Je rentre à la maison, sur un petit nuage. Quand on s'est levé pour partir, Bing a porté ma main à ses lèvres pour y déposer un léger baiser. Des frissons de plaisir m'ont parcouru tout le bras, et j'ai encore souri bêtement. Ça m'énerve de sourire comme ça.

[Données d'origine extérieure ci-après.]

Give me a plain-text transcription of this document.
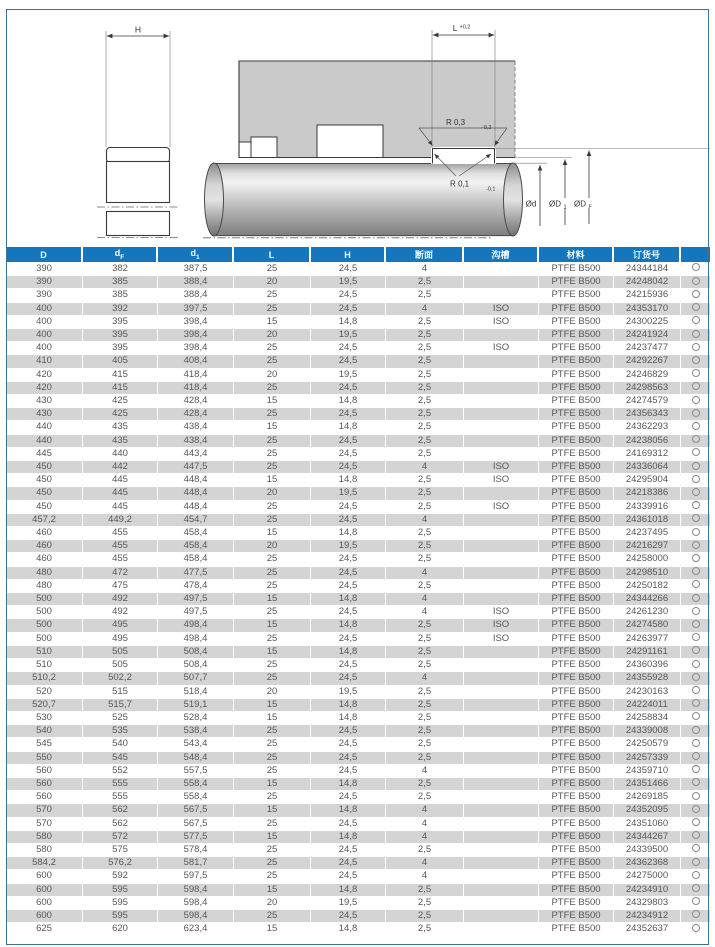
H	L +0,2
R 0,3
-0,2
R 0,1
-0,1
Ød ØD 1 ØD F
D	$d_F$	$d_1$	L	H	断面	沟槽	材料	订货号	
390	382	387,5	25	24,5	4		PTFE B500	24344184	
390	385	388,4	20	19,5	2,5		PTFE B500	24248042	
390	385	388,4	25	24,5	2,5		PTFE B500	24215936	
400	392	397,5	25	24,5	4	ISO	PTFE B500	24353170	
400	395	398,4	15	14,8	2,5	ISO	PTFE B500	24300225	
400	395	398,4	20	19,5	2,5		PTFE B500	24241924	
400	395	398,4	25	24,5	2,5	ISO	PTFE B500	24237477	
410	405	408,4	25	24,5	2,5		PTFE B500	24292267	
420	415	418,4	20	19,5	2,5		PTFE B500	24246829	
420	415	418,4	25	24,5	2,5		PTFE B500	24298563	
430	425	428,4	15	14,8	2,5		PTFE B500	24274579	
430	425	428,4	25	24,5	2,5		PTFE B500	24356343	
440	435	438,4	15	14,8	2,5		PTFE B500	24362293	
440	435	438,4	25	24,5	2,5		PTFE B500	24238056	
445	440	443,4	25	24,5	2,5		PTFE B500	24169312	
450	442	447,5	25	24,5	4	ISO	PTFE B500	24336064	
450	445	448,4	15	14,8	2,5	ISO	PTFE B500	24295904	
450	445	448,4	20	19,5	2,5		PTFE B500	24218386	
450	445	448,4	25	24,5	2,5	ISO	PTFE B500	24339916	
457,2	449,2	454,7	25	24,5	4		PTFE B500	24361018	
460	455	458,4	15	14,8	2,5		PTFE B500	24237495	
460	455	458,4	20	19,5	2,5		PTFE B500	24216297	
460	455	458,4	25	24,5	2,5		PTFE B500	24258000	
480	472	477,5	25	24,5	4		PTFE B500	24298510	
480	475	478,4	25	24,5	2,5		PTFE B500	24250182	
500	492	497,5	15	14,8	4		PTFE B500	24344266	
500	492	497,5	25	24,5	4	ISO	PTFE B500	24261230	
500	495	498,4	15	14,8	2,5	ISO	PTFE B500	24274580	
500	495	498,4	25	24,5	2,5	ISO	PTFE B500	24263977	
510	505	508,4	15	14,8	2,5		PTFE B500	24291161	
510	505	508,4	25	24,5	2,5		PTFE B500	24360396	
510,2	502,2	507,7	25	24,5	4		PTFE B500	24355928	
520	515	518,4	20	19,5	2,5		PTFE B500	24230163	
520,7	515,7	519,1	15	14,8	2,5		PTFE B500	24224011	
530	525	528,4	15	14,8	2,5		PTFE B500	24258834	
540	535	538,4	25	24,5	2,5		PTFE B500	24339008	
545	540	543,4	25	24,5	2,5		PTFE B500	24250579	
550	545	548,4	25	24,5	2,5		PTFE B500	24257339	
560	552	557,5	25	24,5	4		PTFE B500	24359710	
560	555	558,4	15	14,8	2,5		PTFE B500	24351466	
560	555	558,4	25	24,5	2,5		PTFE B500	24269185	
570	562	567,5	15	14,8	4		PTFE B500	24352095	
570	562	567,5	25	24,5	4		PTFE B500	24351060	
580	572	577,5	15	14,8	4		PTFE B500	24344267	
580	575	578,4	25	24,5	2,5		PTFE B500	24339500	
584,2	576,2	581,7	25	24,5	4		PTFE B500	24362368	
600	592	597,5	25	24,5	4		PTFE B500	24275000	
600	595	598,4	15	14,8	2,5		PTFE B500	24234910	
600	595	598,4	20	19,5	2,5		PTFE B500	24329803	
600	595	598,4	25	24,5	2,5		PTFE B500	24234912	
625	620	623,4	15	14,8	2,5		PTFE B500	24352637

Maman est là, c'est rare qu'elle rentre avant moi. Je la serre dans mes bras, contente de la voir, mais elle fait une drôle de tête et ne me rend pas mon étreinte. Je m'écarte doucement d'elle, inquiète. Elle a dû quitter le travail précipitamment, parce qu'elle porte ses escarpins noirs au lieu des baskets confortables qu'elle met pour faire le trajet de son bureau à la maison.
— Qu'est-ce qui se passe ?
— Oh, ma chérie...
Elle est sur le point d'éclater en sanglots, je le vois aux petites larmes accrochées à ses cils au coin de ses yeux rougis.
— Ne te retiens pas de pleurer, maman, sinon tu vas être encore plus triste.
Je la reprends dans mes bras. Je n'aime pas la voir comme ça, ça brise l'image de ma maman forte qui surmonte tout sans problème. Je la sens sangloter contre moi, sa tête tressaute légèrement sur mon épaule.
— On va devoir s'en aller, Leo.
Quoi ?! S'en aller où ?! Pourquoi ?! Je ne veux pas quitter Bing !
— Pas pour longtemps, juste le temps de... enfin... c'est mamie...
Comment ça, mamie ? Qu'est-ce que ça veut dire ? Je ne dis rien pour ne pas la brusquer, il faut qu'elle prenne son temps. Elle s'efforce de reprendre son souffle, et s'écroule sur le canapé en me prenant sur ses genoux.
— Mon ange, mamie est tombée malade ce matin.
Elle s'est calmée. Je me tourne à moitié pour la regarder : elle sèche lentement ses larmes.
— Elle a une maladie qui s'appelle un cancer du poumon, pitchoune, et c'est une maladie très grave.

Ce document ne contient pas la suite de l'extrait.